If analysing WES data, pass a design file (.bed) indicating the genomic regions that were sequenced (see here for more information on accessing design files). Also set the level of padding by passing the amount of padding in base pairs. For example:
If NOT analysing WES data, leave these fields blank
WES:
# File path to the exome capture regions over which to operate
INTERVALS: "/scratch/publicData/sure_select_human_all_exon_V7/S31285117_Padded.bed"
# Padding (in bp) to add to each region
PADDING: "100"
These settings allow you to configure the resources per rule/sample
Set the number of threads to use per sample/rule for multithreaded rules (rule trim_galore_pe
and rule bwa_mem
). Multithreading will significantly speed up these rules, however the improvements in speed will diminish beyond 8 threads. If desired, a different number of threads can be set for these multithreaded rules by utilising the --set-threads
flag in the runscript (see step 7).
THREADS: 8
Set the maximum memory usage per rule/sample (eg. '40g' for 40 gigabytes, this should suffice for exomes)
MAXMEMORY: "40g"
Set the maximum number of GPU's to be used per rule/sample for gpu-accelerated runs (eg 1
for 1 GPU)
GPU: 1
It is a good idea to consider the number of samples that you are processing. For example, if you set THREADS: "8"

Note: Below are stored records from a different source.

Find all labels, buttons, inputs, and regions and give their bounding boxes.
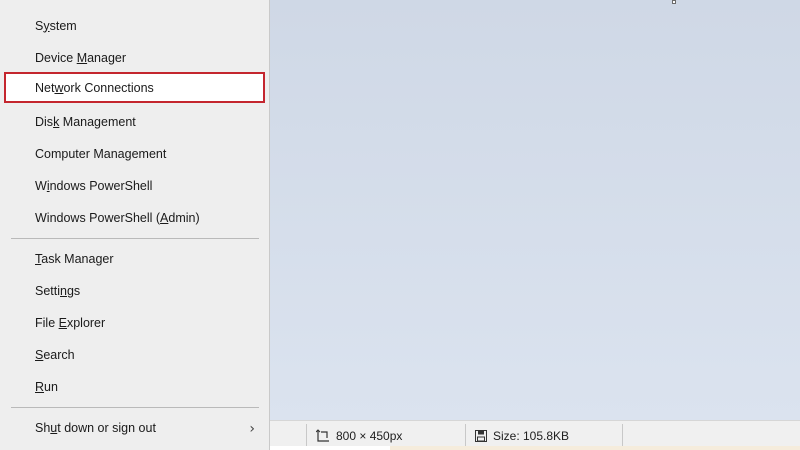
menu-item-label: Task Manager: [35, 251, 114, 266]
menu-item-system[interactable]: System: [4, 10, 265, 41]
access-key: n: [60, 283, 67, 298]
menu-separator: [11, 407, 259, 408]
menu-item-label: Shut down or sign out: [35, 420, 156, 435]
access-key: u: [50, 420, 58, 435]
access-key: A: [160, 210, 169, 225]
access-key: g: [124, 146, 132, 161]
menu-item-file-explorer[interactable]: File Explorer: [4, 307, 265, 338]
access-key: k: [53, 114, 60, 129]
power-user-menu: System Device Manager Network Connection…: [0, 0, 270, 450]
menu-item-windows-powershell[interactable]: Windows PowerShell: [4, 170, 265, 201]
status-divider: [306, 424, 307, 446]
menu-item-run[interactable]: Run: [4, 371, 265, 402]
menu-item-label: Network Connections: [35, 80, 154, 95]
image-dimensions-icon: [316, 428, 329, 442]
menu-separator: [11, 238, 259, 239]
access-key: R: [35, 379, 45, 394]
menu-item-label: System: [35, 18, 77, 33]
menu-item-disk-management[interactable]: Disk Management: [4, 106, 265, 137]
menu-item-computer-management[interactable]: Computer Management: [4, 138, 265, 169]
bottom-strip: [270, 446, 390, 450]
menu-item-label: Settings: [35, 283, 81, 298]
access-key: w: [54, 80, 64, 95]
access-key: E: [58, 315, 67, 330]
chevron-right-icon: ›: [249, 421, 255, 437]
resize-handle[interactable]: [672, 0, 676, 4]
menu-item-label: Search: [35, 347, 75, 362]
access-key: i: [46, 178, 50, 193]
menu-item-search[interactable]: Search: [4, 339, 265, 370]
status-dimensions-text: 800 × 450px: [336, 428, 403, 443]
menu-item-label: Computer Management: [35, 146, 167, 161]
menu-item-task-manager[interactable]: Task Manager: [4, 243, 265, 274]
menu-item-device-manager[interactable]: Device Manager: [4, 42, 265, 73]
access-key: M: [76, 50, 88, 65]
image-canvas: [270, 0, 800, 420]
menu-item-label: Windows PowerShell (Admin): [35, 210, 200, 225]
menu-item-shut-down-or-sign-out[interactable]: Shut down or sign out ›: [4, 412, 265, 443]
access-key: y: [43, 18, 50, 33]
menu-item-label: File Explorer: [35, 315, 106, 330]
save-disk-icon: [475, 429, 487, 442]
status-size-text: Size: 105.8KB: [493, 428, 570, 443]
access-key: T: [35, 251, 42, 266]
status-divider: [465, 424, 466, 446]
menu-item-label: Device Manager: [35, 50, 127, 65]
menu-item-label: Windows PowerShell: [35, 178, 153, 193]
menu-item-label: Disk Management: [35, 114, 136, 129]
menu-item-settings[interactable]: Settings: [4, 275, 265, 306]
access-key: S: [35, 347, 44, 362]
menu-item-label: Run: [35, 379, 58, 394]
menu-item-network-connections[interactable]: Network Connections: [4, 72, 265, 103]
menu-item-windows-powershell-admin[interactable]: Windows PowerShell (Admin): [4, 202, 265, 233]
status-divider: [622, 424, 623, 446]
bottom-strip: [390, 446, 800, 450]
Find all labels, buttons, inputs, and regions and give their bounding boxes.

and set the maximum number of cores to be used by the pipeline in the run script to -j/--cores 32
(see step 7), a maximum of 3 samples will be able to run at one time for these rules (if they are deployed at the same time), but each sample will complete faster. In contrast, if you set THREADS: "1"
and -j/--cores 32
, a maximum of 32 samples could be run at one time, but each sample will take longer to complete. This also needs to be considered when setting MAXMEMORY
+ --resources mem_mb
and GPU
+ --resources gpu
.
Specify whether the raw fastq reads should be trimmed (either 'Yes' or 'No'). For example:
TRIM: "Yes"
If trimming the raw fastq reads, set the trim galore adapter trimming parameters. Choose one of the common adapters such as Illumina universal, Nextera transposase or Illumina small RNA with --illumina
, --nextera
or --small_rna
. Alternatively, pass adapter sequences to the -a
and -a2
flags. If not set, trim galore will try to auto-detect the adapter based on the fastq reads.
TRIMMING:
ADAPTERS: "--illumina"
Pass the resources to be used to recalibrate bases with gatk BaseRecalibrator (this passes the resource files to the --known-sites
flag), these known polymorphic sites will be used to exclude regions around known polymorphisms from base recalibration. Note. you can include as many or as few resources as you like, but you'll need at least one recalibration resource file. For example:
RECALIBRATION:
RESOURCES:
- /scratch/publicData/b37/dbsnp_138.b37.vcf
- /scratch/publicData/b37/Mills_and_1000G_gold_standard.indels.b37.vcf
- /scratch/publicData/b37/1000G_phase1.indels.b37.vcf
Set the number maximum number of cores to be used with the --cores
flag and the maximum amount of memory to be used (in megabytes) with the resources mem_mb=
flag. If running GPU accelerated, also set the maximum number of GPU's to be used with the --resources gpu=
flag. For example:
Dry run (dryrun.sh):
snakemake \
--dryrun \
--cores 32 \
--resources mem_mb=150000 \
--resources gpu=2 \
--use-conda \
--conda-frontend mamba \
--latency-wait 120 \
--configfile ../config/config.yaml
Full run (run.sh):
snakemake \
--cores 32 \
--resources mem_mb=150000 \
--resources gpu=2 \
--use-conda \
--latency-wait 120 \
--configfile ../config/config.yaml
See the snakemake documentation for additional run parameters.
cd ./workflow/
mamba env create -f pipeline_run_env.yml
conda activate pipeline_run_env
First carry out a dry run
bash dryrun.sh
If there are no issues, start a full run
bash run.sh
Generate an interactive html report
bash report.sh
To maintain reproducibility, commit and push:
- All configuration files
- All run scripts
- The final report
13. Raise issues, create feature requests or create a pull request with the upstream repo to merge any useful changes to the pipeline (optional)
See the README for info on how to contribute back to the pipeline!